Navy Mocked for Teaching Sailors to Create ‘Safe Space for Everybody’ With ‘Correct Pronouns’

Navy Mocked for Teaching Sailors to Create ‘Safe Space for Everybody’ With ‘Correct Pronouns’
Conchy Vasquez (R) and Jony Rozon (L), both engineers at the Naval Undersea Warfare Center, Division Newport, discuss the importance of using correct pronouns in a training video for the U.S. Navy. (Defense Visual Information Distribution Service)
Bill Pan
6/22/2022
Updated:
6/22/2022
0:00

A video from the U.S. Navy that teaches sailors to cultivate a “safe space for everybody” by using pronouns that reflect one’s preferred gender identity has gone viral on social media, prompting many to question whether it has anything to do with protecting the country and winning wars.

The instructional video, which appears to take the format of a children’s show, features Jony Rozon and Conchy Vasquez, both engineers at the Naval Undersea Warfare Center in Rhode Island. It begins with the co-hosts introducing themselves by using their preferred pronouns.

“Using the right pronouns is a simple way to affirm someone’s identity,” Rozon says in the video. “It is a signal of acceptance and respect.”

The two move on to discuss the importance of using “inclusive language” to make the Navy a “safe space for everybody.” For example, “Hey everyone,” or “Hey team,” is a more inclusive alternative to “Hey guys,” according to Rozon.

“Another way that we could show that we’re allies and that we accept everybody is to maybe include our pronouns in our emails or, like we just did, introduce ourselves using our pronouns,” Vasquez says. She adds that one should never pressure others for their pronouns.

They also teach viewers how to respond when someone is “misgendered.”

“I think the first thing to recognize is that it’s not the end of the world.
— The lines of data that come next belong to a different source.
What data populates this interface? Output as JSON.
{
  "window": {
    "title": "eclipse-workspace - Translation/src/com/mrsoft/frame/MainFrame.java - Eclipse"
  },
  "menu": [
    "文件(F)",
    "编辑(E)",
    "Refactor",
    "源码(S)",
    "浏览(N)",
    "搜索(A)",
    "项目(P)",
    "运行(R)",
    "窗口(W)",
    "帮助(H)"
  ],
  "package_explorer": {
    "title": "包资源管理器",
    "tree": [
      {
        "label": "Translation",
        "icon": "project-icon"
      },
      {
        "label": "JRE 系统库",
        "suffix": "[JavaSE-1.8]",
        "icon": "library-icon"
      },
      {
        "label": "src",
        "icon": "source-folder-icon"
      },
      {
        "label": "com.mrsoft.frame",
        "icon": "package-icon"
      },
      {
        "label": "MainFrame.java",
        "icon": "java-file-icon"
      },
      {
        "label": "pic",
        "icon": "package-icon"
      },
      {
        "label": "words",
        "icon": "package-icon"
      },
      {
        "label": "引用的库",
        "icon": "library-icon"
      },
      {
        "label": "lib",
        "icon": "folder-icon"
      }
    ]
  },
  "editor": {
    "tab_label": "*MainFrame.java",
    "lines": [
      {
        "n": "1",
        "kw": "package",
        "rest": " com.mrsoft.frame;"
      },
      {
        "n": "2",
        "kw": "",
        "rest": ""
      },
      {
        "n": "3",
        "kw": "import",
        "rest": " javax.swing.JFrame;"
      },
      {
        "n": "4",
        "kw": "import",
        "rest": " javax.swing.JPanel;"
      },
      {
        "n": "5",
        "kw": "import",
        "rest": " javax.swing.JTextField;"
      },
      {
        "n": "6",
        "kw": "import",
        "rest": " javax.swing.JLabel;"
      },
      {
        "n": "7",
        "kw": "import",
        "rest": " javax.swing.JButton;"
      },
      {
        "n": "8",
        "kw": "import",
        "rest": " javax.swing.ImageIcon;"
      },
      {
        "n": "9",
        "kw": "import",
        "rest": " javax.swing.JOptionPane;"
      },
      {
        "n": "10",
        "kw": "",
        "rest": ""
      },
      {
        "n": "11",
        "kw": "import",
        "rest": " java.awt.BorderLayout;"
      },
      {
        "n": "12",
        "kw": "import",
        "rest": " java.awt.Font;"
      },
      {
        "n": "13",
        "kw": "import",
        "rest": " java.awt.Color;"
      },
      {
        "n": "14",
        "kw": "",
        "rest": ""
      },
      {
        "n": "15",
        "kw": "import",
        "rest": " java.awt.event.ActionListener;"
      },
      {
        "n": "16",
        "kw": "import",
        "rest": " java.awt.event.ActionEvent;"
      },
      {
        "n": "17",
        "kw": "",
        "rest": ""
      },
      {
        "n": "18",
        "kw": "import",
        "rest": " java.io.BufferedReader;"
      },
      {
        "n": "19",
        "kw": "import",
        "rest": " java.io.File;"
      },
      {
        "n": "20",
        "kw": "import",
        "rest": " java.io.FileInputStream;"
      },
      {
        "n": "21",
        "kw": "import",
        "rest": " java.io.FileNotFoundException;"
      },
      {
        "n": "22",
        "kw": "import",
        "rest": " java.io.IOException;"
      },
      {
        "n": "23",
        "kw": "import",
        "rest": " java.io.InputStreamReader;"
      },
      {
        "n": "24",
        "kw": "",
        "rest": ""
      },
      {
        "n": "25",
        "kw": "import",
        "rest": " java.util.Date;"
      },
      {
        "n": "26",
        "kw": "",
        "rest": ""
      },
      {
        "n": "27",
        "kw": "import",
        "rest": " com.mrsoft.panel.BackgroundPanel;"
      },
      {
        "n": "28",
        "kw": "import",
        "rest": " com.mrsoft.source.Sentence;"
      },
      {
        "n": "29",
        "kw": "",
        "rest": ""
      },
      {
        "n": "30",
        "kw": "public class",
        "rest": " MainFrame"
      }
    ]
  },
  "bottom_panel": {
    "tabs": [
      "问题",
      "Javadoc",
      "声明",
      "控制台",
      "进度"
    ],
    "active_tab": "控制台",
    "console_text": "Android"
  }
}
You correct yourself and move on, or you accept the correction and move on,” says Vasquez. “The most important thing I can tell you is do not put the burden of making you feel good about your mistake on the person that you just misgendered.”

The nearly 4-minute long video was taken a year ago, but only released this May. It is listed as an “Official US Navy Video” by the Defense Visual Information Distribution Service within the Defense Media Activity, a Pentagon agency that produces and distributes news, entertainment, and educational content to U.S. forces around the world.

Criticism and Mockery

The video immediately drew criticism and mockery when it was posted on Monday to Twitter by Washington Free Beacon, with many users ridiculing the concept of a “safe space” in the military and expressing concerns that the Navy prioritizes woke politics over combat readiness.
“The military’s job is to kill bad guys and break things. Not this crap,” wrote Carl Higbie, a retired U.S. Navy SEAL and former adviser to President Donald Trump.
“While China is building the world’s largest navy—including the launch of a supercarrier last week—Democrats focus on Gender Studies and [Critical Race Theory] training for our military,” wrote Rep. Billy Long (R-Mo.). “China must be petrified.”
The Navy training video triggered online reactions similar to those triggered last year by an animated recruitment ad for the U.S. Army, which features an LGBT pride march as well as a lesbian wedding.

“This is the story of a soldier who operates your nation’s Patriot missile Defense Systems. It begins in California with a little girl raised by two moms,” a woman, later identified as Cpl. Emma Malonelord, says as the video begins. Emma adds that when she was six years old, “one of my moms” was left paralyzed in an accident but had managed to recover, “eventually standing at the altar to marry my other mom.”

Emma, praising her lesbian parents as “powerful role models,” says she joined the Army after college because she “needed my own adventures, my own challenge,” and “a way to prove my inner strength and maybe shatter some stereotypes along the way.”

The reaction to the cartoon ad was so overwhelmingly negative that the video’s comment section on YouTube was shut down. As of June 2022, over a year after the ad’s initial upload to YouTube, it has been viewed 4.2 million times and generated 364,000 dislikes and just 12,000 likes.

Comparing Recruitment Ads

The ad’s apparent lack of masculinity traditionally associated with the Army also prompted some to create comparison videos, in which “Emma” is placed side-by-side with military recruitment ads from other countries, including Russia.
“Perhaps a woke, emasculated military is not the best idea,” Sen. Ted Cruz (R-Texas) wrote on Twitter in response to one of such videos. That video includes both “Emma” and a Russian ad that emerged on the internet around the 2014 Crimea crisis. Unlike its American counterpart, the Russian ad shows aggressive-looking men who fire bolt-action rifles, parachute from an Il-76 heavy-lift aircraft, and get their heads shaved.

“To know yourself is to know the limits of your abilities. To hell with limitations,” the narrator says in Russian. “Are you ready to break yourself, every day? Here pain makes you stronger, scars are a daily occurrence. Here you decide to prove something to yourself.”

The Epoch Times reached out to the Defense Department and Defense Media Activity for comment.